2-Confident (read it all; understood it all reasonably well)

### Reviewer 4

#### Summary

This paper proposes a method for parameters inference. The paper sets the problem where we have a set of observed variables, x, and a set of underlying parameters theta. We assume that we can sample from p(x|theta) but that we don't have an explicit form for it. The goal is to recover the parameter posterior p(theta|x). We assume we have a prior distribution p(theta) over the parameters theta. The paper explains that must of the usual methods to solve this kind of problems is to replace p(x=x0|theta) by p(||x-x0|| < epsilon|theta) and use a sampling method, such as MCMC. However, they explain that it only approximates the true distribution when epsilon goes to 0, but at the same time the computing complexity grows to infinity. The proposed method is to directly train a neural network to learn p(theta|x) (renormalized by a known ratio of pt(theta) over p(theta), explained later). The network produces the parameters for a mixture of Gaussian. The training points are drawn from the following procedure: choose a distribution pt(theta) to sample from. Sample a batch a N points from pt(theta). Run them through the sampler to get the corresponding points x. Train the network to predict p(x|theta) from the input theta. The selection of pt is important for convergence speed, and a method is proposed: start with the prior p(theta) and as the neural network is trained, use the current model to refine the prior pt. Results are on multiple datasets, and the method seems to work well, and converge better than MCMC and simple rejection methods.

#### Qualitative Assessment

The paper is clear and the method looks sounds. Several related works are presented towards the end of the paper (why not the beginning as in most papers?). The differences between the current method and these are explained, but no comparisons are directly shown with most of the related methods. It would be nice to include these on at least one problem.

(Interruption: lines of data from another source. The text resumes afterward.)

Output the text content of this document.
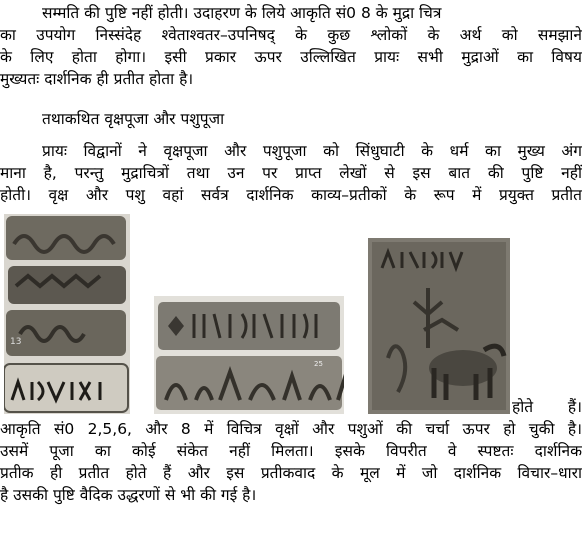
सम्मति की पुष्टि नहीं होती। उदाहरण के लिये आकृति सं0 8 के मुद्रा चित्र
का उपयोग निस्संदेह श्वेताश्वतर–उपनिषद् के कुछ श्लोकों के अर्थ को समझाने
के लिए होता होगा। इसी प्रकार ऊपर उल्लिखित प्रायः सभी मुद्राओं का विषय
मुख्यतः दार्शनिक ही प्रतीत होता है।
तथाकथित वृक्षपूजा और पशुपूजा
प्रायः विद्वानों ने वृक्षपूजा और पशुपूजा को सिंधुघाटी के धर्म का मुख्य अंग
माना है, परन्तु मुद्राचित्रों तथा उन पर प्राप्त लेखों से इस बात की पुष्टि नहीं
होती। वृक्ष और पशु वहां सर्वत्र दार्शनिक काव्य–प्रतीकों के रूप में प्रयुक्त प्रतीत
13
25
होते हैं।
आकृति सं0 2,5,6, और 8 में विचित्र वृक्षों और पशुओं की चर्चा ऊपर हो चुकी है।
उसमें पूजा का कोई संकेत नहीं मिलता। इसके विपरीत वे स्पष्टतः दार्शनिक
प्रतीक ही प्रतीत होते हैं और इस प्रतीकवाद के मूल में जो दार्शनिक विचार–धारा
है उसकी पुष्टि वैदिक उद्धरणों से भी की गई है।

#### Confidence in this Review

1-Less confident (might not have understood significant parts)

### Reviewer 5

#### Summary

The paper is on likelihood-free inference, that is on parametric inference for models where the likelihood function is too expensive to evaluate. It is proposed to obtain an approximation of the posterior distribution of the parameters by approximating the conditional distribution of data given parameters with a Gaussian mixture model (a mixture density network). The authors see the main advantages over standard approximate Bayesian computation (ABC) in that - their approach is returning a "parametric approximation to the exact posterior" as opposed to returning samples from an approximate posterior (line 49), - their approach is computationally more efficient. (line 55) The paper contains a short theoretical part where the approach is shown to yield the correct posterior in the limit of infinitely many simulations if the mixture model can represent any density. The approach is verified on two toy models where the true posterior is known and two more demanding models with intractable likelihoods.